Locals are worried about disruption, upheaval and the ‘wrong type’ flocking to Chelsea.
“As soon as you put a station here, it’s a honey pot for developers” Cherie Lungi argued.
“More applications for development mean it will be demolish, develop, demolish, develop… It will transform the whole area. We have already had a taste of it with Tottenham Court Road – 5 to 8 years of total disruption. We like where we live, that’s why we live here and we want to keep it that way”.
However, the noisy views of the well organised ‘No’ Campaign are not thought to be shared by the wider Chelsea community. A recent poll by the local council revealed a silent 70% actually support the Crossrail proposal in Chelsea.

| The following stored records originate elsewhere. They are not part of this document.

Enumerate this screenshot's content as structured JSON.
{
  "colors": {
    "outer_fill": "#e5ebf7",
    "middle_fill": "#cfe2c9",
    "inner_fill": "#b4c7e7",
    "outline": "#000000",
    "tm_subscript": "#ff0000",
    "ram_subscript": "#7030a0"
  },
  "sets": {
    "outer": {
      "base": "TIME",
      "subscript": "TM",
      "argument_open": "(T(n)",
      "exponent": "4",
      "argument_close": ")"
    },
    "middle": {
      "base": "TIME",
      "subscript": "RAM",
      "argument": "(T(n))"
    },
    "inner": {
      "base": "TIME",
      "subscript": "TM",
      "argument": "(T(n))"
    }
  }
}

Martin Flash, Crossrail 2 supporter and Chelsea resident says ‘The initial group who wanted to start a pro campaign said that the no campaign wanted to stop all their servants coming here… they don’t want their homes devalued’.

www.nocrossrailchelsea.com
Photo credit: getwestlondon.co.uk
Tooting vs Balham
And Chelsea isn’t the only proposed Crossrail 2 station which has caused much controversy; Tooting and Balham are at war over the proposed station, which only one of them can claim as their own.

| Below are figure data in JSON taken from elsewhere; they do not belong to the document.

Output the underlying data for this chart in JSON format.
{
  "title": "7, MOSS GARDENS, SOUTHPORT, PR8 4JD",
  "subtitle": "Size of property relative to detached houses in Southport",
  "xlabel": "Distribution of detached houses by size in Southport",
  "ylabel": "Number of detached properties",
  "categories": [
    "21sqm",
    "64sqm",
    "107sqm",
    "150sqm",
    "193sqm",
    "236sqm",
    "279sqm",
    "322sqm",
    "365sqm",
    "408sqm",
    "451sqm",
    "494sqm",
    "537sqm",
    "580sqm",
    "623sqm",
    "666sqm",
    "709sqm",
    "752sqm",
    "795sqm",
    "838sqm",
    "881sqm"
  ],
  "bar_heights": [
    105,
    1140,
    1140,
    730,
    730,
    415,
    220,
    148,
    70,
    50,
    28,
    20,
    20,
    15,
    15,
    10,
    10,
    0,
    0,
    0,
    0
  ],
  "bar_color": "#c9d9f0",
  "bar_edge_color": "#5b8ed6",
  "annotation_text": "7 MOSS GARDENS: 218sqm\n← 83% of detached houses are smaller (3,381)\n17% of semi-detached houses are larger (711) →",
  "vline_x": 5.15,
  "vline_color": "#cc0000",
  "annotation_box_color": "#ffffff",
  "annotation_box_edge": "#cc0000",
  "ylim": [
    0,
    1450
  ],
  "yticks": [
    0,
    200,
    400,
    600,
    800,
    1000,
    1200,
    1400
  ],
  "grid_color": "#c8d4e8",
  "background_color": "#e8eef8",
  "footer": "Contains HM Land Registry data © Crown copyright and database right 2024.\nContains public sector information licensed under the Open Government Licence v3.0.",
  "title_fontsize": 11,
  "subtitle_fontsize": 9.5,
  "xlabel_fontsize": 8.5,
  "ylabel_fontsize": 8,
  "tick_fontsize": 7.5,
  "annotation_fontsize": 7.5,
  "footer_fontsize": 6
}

Originally, the station was going to be built in Tooting, and its people were thrilled. However Michele Dix, spokeswoman for Crossrail 2 explains the reason for Crossrail’s potential sudden change of heart.
Something called the “Wimbledon fault line runs through Tooting. If you start tunnelling through it, you go from clay to wet pebbly soils.”
She says it’s not impossible but “much more difficult” therefore, to build the Crossrail through this root – 500 million pounds more difficult, to be precise. Hence, diverting through Balham has been cited as a solution to this issue; however locals of both boroughs aren’t entirely happy with this decision.
‘Tooting is the underdog, we need this. Balham property prices are already through the roof’, a local market trader says.
Swankier Balham residents are more concerned that their local Waitrose will be closed for 6 years whilst construction is underway.
So will he who shouts the loudest get the station, or get it moved somewhere else? Michelle Dix says this isn’t the case, “no, it’s not that. It’s listening to concerns and making a decision – it’s not a referendum, it’s a consultation.”
Photo credit: commons.wikimedia.org
So which way is the Tooting vs Balham debate currently swinging?
Dan Watkins, conservative parliamentary spokesman for Tooting has done a recent survey on the matter, revealing an overwhelming majority (80%) are in favour of the station being constructed in Tooting.
It seems the investment bonanza seen in already constructed Crossrail boroughs such as Tottenham Court Road has led many people in poorer areas to desire the same sort of gentrification.
Shortly after the announcement that a new Crossrail 2 station in Tottenham Court Road would join the original Crossrail station, Derwood (successful London investors) wasted no time in buying up adjacent buildings to the project site. They will now be capable of amalgamating the whole site into one development, however failed to comment on their £14.5 million outlay.
With Primark building a megastore just next door, we can say goodbye to an older, more run-down London for sure. All of the most recent planning permission requests around the area are thought to be due to Crossrail.
What does this mean for business?
Business is business, right? Wrong – it thoroughly depends on each individual case. Whilst large businesses have thrived on introduction of a Crossrail station in Tottenham Court Road, many of the smaller companies have been driven out. The fact that rents have gone up, coupled with noise, dust and disruption has meant lots of them have been forced to leave, and the few that have survived are now facing a new challenge in the form of proposed Crossrail 2.
The Crossrail 2 is clearly a great opinion divider and the subject of many a debate. However, regardless of local opposition and aforementioned issues, it seems that with the original Crossrail tunnels all dug up and ready to lay down tracks for good, the Crossrail 2 will be the inevitable next stop.